In the Riddler Football League, you are coaching the Arizona Ordinals against your opponent, the Detroit Lines, and your team is down by 14 points. You can assume that you have exactly two remaining possessions (i.e., opportunities to score), and that Detroit will score no more points.

For those unfamiliar with American football, a touchdown is worth 6 points. After each touchdown, you can decide whether to go for 1 extra point or 2 extra points. You happen to have a great kicker on your team, and your chances of scoring 1 extra point (should you go for it) are 100 percent. Meanwhile, scoring 2 extra points is no sure thing — suppose that your team’s probability of success is some value p.

If the teams are tied at the end of regulation, the game proceeds to overtime, which you have a 50 percent chance of winning. (Assuming ties are not allowed.)

What is the minimum value of p such that you’d go for 2 extra points after your team’s first touchdown (i.e., when you’re down 8 points)?

To solve the problem, we need to know the probability of victory conditional on all possible outcomes. There are two separate events (i.e. two possessions to potentially score one or two points). We define the probability of these individual events as

`\begin{aligned} \Pr (\text{2PT conversion}) = p \\ \Pr (\text{extra point}) = 1 \end{aligned}`

Given the assumptions, we know an extra point will be successful 100% of the time, whereas two-point conversions are only successful with probability `\(p\)`

. If we choose the extra point, we can kick another extra point on the second possession and have a 50% chance of victory in overtime. That is our baseline for success - we need `\(p\)`

to be sufficiently high that the probability of victory is greater than 50%.

If we go for two points in the first possession, we will either successfully attempt a two-point conversion with probability `\(p\)`

, or fail to attempt a two-point conversion with probability `\(1-p\)`

. If we are successful on the conversion, we are guaranteed victory (all we need to do on the second possession is kick an extra point). So the conditional probability of victory `\(\Pr (\text{Victory} | \text{2PT conversion}) = 1\)`

.

What if we fail on the first attempt? We can still attempt a two-point conversion on the second possession. If successful, the game will go to overtime where we still have a 50% chance of victory. So we can define this conditional probability `\(\Pr (\text{Victory} | \text{2PT conversion fails}) = p \times 0.5\)`

.

To determine the overall probability of victory if we attempt a two-point conversion on the first possession, we use the law of total probability to combine the conditional probabilities of victory weighted by the probability that each event occurs.

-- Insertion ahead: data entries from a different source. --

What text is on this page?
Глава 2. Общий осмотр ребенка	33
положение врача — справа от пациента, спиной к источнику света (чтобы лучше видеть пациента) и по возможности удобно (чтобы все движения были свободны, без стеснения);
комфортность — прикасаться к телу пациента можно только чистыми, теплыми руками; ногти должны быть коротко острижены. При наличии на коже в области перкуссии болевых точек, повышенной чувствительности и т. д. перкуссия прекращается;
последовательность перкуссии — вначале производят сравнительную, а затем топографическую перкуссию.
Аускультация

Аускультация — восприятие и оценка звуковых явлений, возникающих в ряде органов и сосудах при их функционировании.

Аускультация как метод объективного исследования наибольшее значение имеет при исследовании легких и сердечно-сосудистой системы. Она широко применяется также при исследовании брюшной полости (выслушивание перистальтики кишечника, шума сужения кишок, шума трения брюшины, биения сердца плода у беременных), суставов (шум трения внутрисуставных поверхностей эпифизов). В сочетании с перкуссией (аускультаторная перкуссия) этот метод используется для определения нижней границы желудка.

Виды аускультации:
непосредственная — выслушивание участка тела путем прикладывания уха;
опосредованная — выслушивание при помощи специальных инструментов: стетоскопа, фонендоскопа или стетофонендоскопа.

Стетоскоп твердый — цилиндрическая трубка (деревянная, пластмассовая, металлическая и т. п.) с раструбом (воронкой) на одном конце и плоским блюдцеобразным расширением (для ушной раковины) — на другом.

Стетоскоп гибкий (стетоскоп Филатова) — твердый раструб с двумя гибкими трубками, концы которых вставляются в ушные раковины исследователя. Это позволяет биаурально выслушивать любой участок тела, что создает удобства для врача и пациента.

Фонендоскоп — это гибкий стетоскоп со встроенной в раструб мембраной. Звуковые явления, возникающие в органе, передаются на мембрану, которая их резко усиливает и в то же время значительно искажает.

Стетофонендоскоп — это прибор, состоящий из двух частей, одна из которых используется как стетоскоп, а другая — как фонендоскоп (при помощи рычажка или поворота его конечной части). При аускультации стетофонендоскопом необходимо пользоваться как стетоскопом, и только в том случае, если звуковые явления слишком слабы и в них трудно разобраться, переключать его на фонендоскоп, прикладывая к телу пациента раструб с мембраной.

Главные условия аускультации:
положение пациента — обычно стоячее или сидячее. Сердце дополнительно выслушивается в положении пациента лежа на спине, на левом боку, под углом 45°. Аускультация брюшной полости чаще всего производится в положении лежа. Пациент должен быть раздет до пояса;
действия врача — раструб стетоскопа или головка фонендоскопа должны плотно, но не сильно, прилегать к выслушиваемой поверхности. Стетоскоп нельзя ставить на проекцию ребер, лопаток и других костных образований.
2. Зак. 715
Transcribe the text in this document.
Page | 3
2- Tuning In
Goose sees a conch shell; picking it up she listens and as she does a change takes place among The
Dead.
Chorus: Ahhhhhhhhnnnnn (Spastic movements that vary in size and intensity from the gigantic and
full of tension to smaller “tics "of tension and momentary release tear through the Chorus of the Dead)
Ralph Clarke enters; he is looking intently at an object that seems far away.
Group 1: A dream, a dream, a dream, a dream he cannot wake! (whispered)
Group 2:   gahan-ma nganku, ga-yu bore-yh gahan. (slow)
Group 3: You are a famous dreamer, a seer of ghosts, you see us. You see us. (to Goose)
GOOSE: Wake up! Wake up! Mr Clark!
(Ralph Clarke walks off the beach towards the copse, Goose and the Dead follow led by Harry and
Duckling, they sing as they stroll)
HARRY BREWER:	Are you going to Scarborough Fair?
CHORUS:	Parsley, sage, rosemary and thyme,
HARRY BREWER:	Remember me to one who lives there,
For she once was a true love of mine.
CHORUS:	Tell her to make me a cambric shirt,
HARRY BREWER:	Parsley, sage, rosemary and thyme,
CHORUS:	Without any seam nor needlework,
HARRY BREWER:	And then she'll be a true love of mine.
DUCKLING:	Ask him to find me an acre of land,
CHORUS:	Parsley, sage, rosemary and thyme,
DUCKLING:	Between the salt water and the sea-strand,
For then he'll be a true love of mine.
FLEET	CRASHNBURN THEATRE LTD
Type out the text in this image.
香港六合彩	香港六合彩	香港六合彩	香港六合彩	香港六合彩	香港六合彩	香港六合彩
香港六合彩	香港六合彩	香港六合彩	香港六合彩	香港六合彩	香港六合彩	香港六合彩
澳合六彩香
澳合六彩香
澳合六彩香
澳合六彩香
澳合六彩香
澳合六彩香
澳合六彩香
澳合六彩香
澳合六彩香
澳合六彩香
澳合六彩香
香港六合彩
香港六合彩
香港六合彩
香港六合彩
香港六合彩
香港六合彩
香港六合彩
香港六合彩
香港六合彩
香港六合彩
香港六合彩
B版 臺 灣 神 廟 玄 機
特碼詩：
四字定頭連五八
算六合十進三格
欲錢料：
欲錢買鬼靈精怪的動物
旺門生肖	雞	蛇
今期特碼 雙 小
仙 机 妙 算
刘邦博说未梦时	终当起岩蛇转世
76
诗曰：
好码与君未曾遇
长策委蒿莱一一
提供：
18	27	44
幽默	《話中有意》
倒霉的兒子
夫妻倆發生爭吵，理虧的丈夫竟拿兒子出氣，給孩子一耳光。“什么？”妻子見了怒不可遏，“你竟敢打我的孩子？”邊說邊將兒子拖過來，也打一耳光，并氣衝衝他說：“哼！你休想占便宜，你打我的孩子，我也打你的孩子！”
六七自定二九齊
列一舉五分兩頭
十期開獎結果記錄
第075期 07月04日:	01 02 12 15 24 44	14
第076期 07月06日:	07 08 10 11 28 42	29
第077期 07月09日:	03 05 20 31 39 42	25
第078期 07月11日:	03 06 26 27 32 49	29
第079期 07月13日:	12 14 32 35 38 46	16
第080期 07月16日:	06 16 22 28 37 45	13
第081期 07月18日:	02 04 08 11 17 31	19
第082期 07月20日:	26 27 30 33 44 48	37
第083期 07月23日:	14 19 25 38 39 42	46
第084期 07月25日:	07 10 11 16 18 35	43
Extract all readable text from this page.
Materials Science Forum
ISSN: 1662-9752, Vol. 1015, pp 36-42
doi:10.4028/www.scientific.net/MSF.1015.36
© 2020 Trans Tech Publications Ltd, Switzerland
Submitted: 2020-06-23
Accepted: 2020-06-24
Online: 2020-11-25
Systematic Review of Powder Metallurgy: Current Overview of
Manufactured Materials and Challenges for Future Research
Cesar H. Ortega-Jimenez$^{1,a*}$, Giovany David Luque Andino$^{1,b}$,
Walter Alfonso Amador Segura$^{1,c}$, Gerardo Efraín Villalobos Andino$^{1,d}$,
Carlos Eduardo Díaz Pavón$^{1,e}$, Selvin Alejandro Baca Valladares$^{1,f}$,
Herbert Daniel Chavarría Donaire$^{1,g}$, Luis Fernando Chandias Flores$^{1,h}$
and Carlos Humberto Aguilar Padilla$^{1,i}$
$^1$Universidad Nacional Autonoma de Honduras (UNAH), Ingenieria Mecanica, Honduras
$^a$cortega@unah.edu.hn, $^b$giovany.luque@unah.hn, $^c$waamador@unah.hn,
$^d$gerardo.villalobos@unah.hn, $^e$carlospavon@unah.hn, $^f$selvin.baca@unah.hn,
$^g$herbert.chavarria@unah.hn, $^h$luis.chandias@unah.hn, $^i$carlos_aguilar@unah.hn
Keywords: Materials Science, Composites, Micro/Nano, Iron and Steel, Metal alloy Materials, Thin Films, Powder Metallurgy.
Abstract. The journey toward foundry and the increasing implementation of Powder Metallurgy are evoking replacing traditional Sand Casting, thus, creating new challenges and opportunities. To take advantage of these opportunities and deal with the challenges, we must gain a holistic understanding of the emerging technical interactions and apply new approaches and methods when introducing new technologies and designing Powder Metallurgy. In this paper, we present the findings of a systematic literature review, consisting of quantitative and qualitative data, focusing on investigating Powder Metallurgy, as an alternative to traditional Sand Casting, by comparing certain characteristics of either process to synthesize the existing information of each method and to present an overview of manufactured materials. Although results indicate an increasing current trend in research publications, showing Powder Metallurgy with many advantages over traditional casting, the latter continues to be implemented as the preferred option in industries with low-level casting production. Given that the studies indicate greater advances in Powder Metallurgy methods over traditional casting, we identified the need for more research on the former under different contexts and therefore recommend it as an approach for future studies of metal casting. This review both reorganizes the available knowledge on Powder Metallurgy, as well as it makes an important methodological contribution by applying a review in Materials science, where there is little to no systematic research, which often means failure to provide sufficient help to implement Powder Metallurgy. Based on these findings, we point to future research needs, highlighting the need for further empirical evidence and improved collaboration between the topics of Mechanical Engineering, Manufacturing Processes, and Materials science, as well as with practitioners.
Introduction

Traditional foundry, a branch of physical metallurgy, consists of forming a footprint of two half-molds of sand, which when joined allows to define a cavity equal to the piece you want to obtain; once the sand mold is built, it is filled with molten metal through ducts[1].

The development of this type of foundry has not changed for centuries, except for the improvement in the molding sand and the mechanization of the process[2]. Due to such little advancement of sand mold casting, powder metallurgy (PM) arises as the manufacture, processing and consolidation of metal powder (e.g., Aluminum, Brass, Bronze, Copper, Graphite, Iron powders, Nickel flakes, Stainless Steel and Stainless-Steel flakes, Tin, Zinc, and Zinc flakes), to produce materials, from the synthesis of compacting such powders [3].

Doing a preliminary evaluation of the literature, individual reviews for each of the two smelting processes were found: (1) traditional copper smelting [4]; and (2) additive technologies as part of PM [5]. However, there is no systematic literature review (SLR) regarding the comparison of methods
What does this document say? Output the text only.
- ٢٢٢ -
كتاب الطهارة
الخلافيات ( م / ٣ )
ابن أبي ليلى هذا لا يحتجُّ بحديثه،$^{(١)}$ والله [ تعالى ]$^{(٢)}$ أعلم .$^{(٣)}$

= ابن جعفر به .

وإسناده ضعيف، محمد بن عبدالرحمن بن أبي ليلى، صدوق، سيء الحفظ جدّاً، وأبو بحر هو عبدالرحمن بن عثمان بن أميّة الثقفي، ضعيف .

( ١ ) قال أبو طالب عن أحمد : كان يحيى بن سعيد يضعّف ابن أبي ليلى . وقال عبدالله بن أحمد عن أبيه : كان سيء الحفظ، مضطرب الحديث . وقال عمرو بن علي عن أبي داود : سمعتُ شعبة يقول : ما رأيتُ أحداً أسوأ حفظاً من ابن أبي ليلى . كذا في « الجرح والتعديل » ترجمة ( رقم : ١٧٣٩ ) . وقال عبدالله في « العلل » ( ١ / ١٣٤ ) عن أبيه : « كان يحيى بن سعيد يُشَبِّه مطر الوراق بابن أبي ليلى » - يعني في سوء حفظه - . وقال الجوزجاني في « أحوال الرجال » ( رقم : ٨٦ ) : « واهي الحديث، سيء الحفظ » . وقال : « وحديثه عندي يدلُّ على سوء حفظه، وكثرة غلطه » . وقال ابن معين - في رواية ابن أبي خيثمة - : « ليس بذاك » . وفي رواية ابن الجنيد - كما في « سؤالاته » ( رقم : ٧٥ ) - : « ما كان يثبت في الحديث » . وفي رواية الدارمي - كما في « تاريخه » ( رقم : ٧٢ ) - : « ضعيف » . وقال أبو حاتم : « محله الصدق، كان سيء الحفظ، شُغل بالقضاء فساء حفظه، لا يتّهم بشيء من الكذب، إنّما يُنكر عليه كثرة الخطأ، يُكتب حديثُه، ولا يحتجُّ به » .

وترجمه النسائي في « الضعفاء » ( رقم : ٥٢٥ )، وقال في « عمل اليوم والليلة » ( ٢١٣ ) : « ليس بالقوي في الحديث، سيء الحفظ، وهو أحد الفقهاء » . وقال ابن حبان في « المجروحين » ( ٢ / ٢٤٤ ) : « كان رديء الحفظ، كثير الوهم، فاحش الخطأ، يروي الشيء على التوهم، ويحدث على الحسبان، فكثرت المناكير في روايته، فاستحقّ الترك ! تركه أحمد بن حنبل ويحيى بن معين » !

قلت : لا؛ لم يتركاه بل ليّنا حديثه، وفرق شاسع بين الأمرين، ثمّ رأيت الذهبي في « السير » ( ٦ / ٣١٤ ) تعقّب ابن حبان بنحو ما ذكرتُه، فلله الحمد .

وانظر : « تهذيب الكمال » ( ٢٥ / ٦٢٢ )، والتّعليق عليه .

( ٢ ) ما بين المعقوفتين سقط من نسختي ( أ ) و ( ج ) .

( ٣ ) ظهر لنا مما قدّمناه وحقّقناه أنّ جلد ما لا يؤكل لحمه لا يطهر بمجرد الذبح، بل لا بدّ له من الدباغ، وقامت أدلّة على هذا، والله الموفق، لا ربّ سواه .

`\begin{aligned} \Pr(\text{Victory}) &= 1 \times p + (p \times 0.5) \times (1 - p) \\ &= p + 0.5 p (1 - p) \\ &= p + 0.5p - 0.5 p^2 \\ &= 1.5 p - 0.5 p^2 \\ &= p (1.5 - .5p) \end{aligned}`

At this point, all we need to do is find the minimum value for `\(p\)`

such that `\(\Pr (\text{Victory}) > 0.5\)`

. We could solve this analytically, but it’s also trivial to determine computationally.

```
# define function for probability of victory
p_win <- function(p) 1.5 * p - .5 * p^2
# evaluate function at a range of values for p
p <- seq(from = 0, to = 1, by = 0.001)
p_win_out <- p_win(p)
# which p is just above .5?
p[[which.min(abs(p_win_out - .5))]]
```

```
## [1] 0.382
```

Any `\(p \geq 0.382\)`

gives us a higher probability of victory than kicking extra points and hoping for victory in overtime. Considering the
league average two-point conversion rate, it’s not surprising more teams are going for two in these types of situations.